Here we stick to our promise and bring you another set of phrasal verbs.
The phrasal verb stick to has many different meanings.
If you stick to something you do something you promised or decided you would do or that you believed you should do, as in, ’The politician stuck to his beliefs and voted against the new policy.’ It can also mean to continue to do or use a particular thing and not change it or stop it for any period of time, for example, ’After much deliberation, the team decided to stick to their original plan.’ A further meaning can be to talk or write about one particular thing only, for instance ’The teacher told the class to write three paragraphs and stick to the topic.’ A final meaning is to follow, in order to avoid danger or getting lost, and is used particularly with reference to a path or a plan: ’If we stick to the plan it will all be OK.’

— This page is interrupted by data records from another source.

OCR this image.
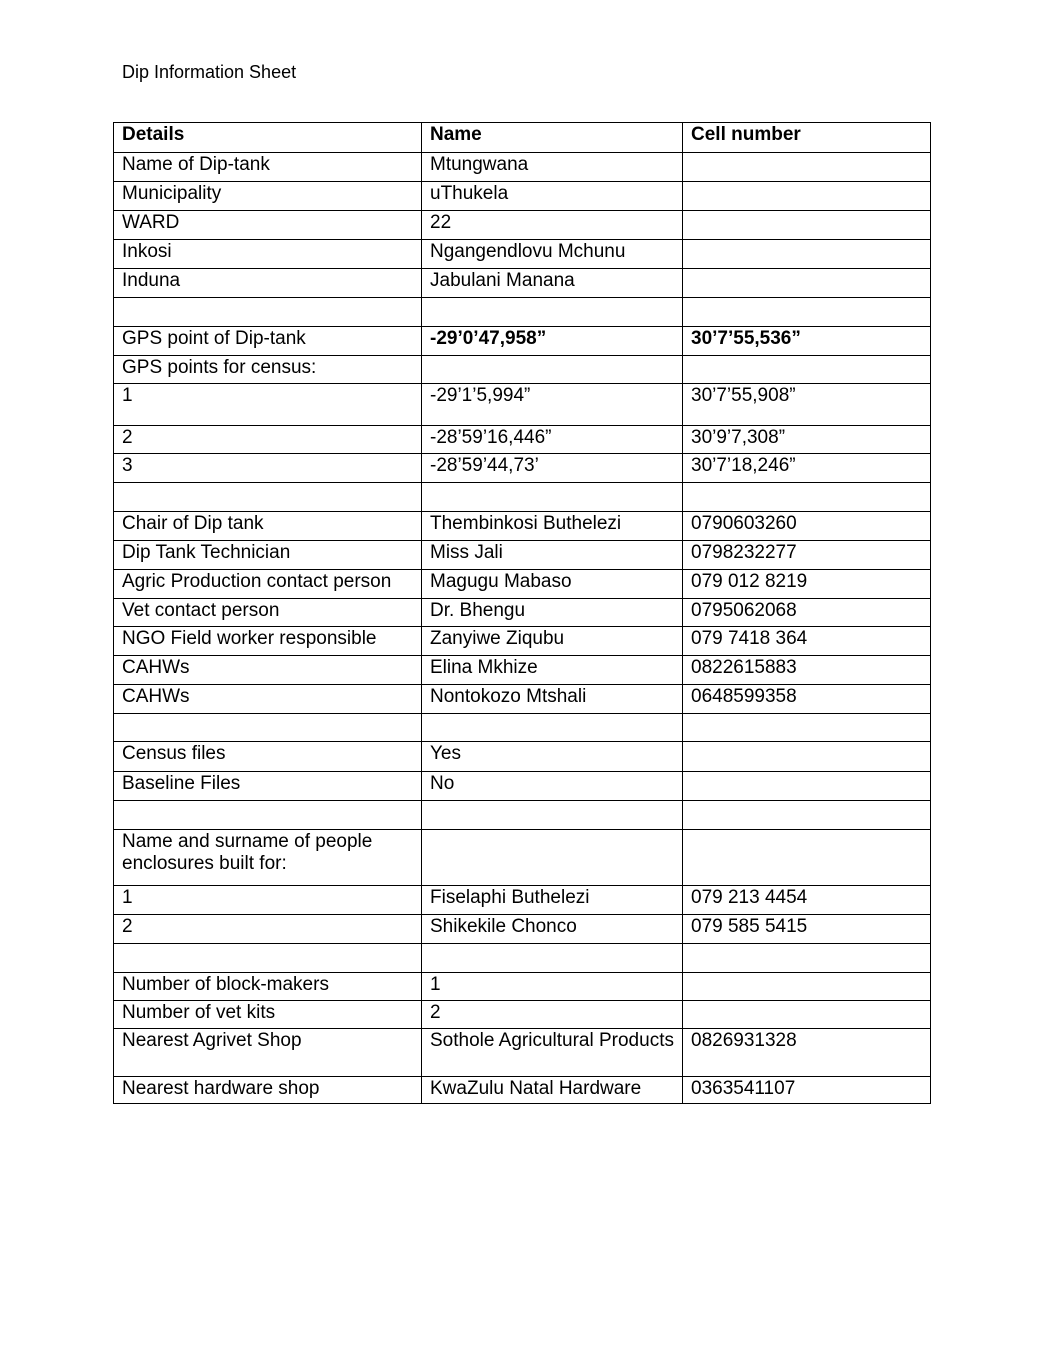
Dip Information Sheet
Details	Name	Cell number
Name of Dip-tank	Mtungwana	
Municipality	uThukela	
WARD	22	
Inkosi	Ngangendlovu Mchunu	
Induna	Jabulani Manana	

GPS point of Dip-tank	-29’0’47,958”	30’7’55,536”
GPS points for census:		
1	-29’1’5,994”	30’7’55,908”
2	-28’59’16,446”	30’9’7,308”
3	-28’59’44,73’	30’7’18,246”

Chair of Dip tank	Thembinkosi Buthelezi	0790603260
Dip Tank Technician	Miss Jali	0798232277
Agric Production contact person	Magugu Mabaso	079 012 8219
Vet contact person	Dr. Bhengu	0795062068
NGO Field worker responsible	Zanyiwe Ziqubu	079 7418 364
CAHWs	Elina Mkhize	0822615883
CAHWs	Nontokozo Mtshali	0648599358

Census files	Yes	
Baseline Files	No	

Name and surname of people enclosures built for:		
1	Fiselaphi Buthelezi	079 213 4454
2	Shikekile Chonco	079 585 5415

Number of block-makers	1	
Number of vet kits	2	
Nearest Agrivet Shop	Sothole Agricultural Products	0826931328
Nearest hardware shop	KwaZulu Natal Hardware	0363541107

If you stick with someone you stay close and follow them, as in, ’The market’s very busy, so stick with me and you won’t get lost.’
To stick to your guns means to refuse to change what you are saying or doing despite criticism from others, for example, ’Despite the possible legal implications, the editor stuck to his guns and published the photos.’
Finally, if you stick to your story you refuse to change your account of an event or situation, especially when it’s not true or when people doubt it: ’Despite interrogation by the police, the alleged criminal stuck to his story about where he was on the night of the crime.’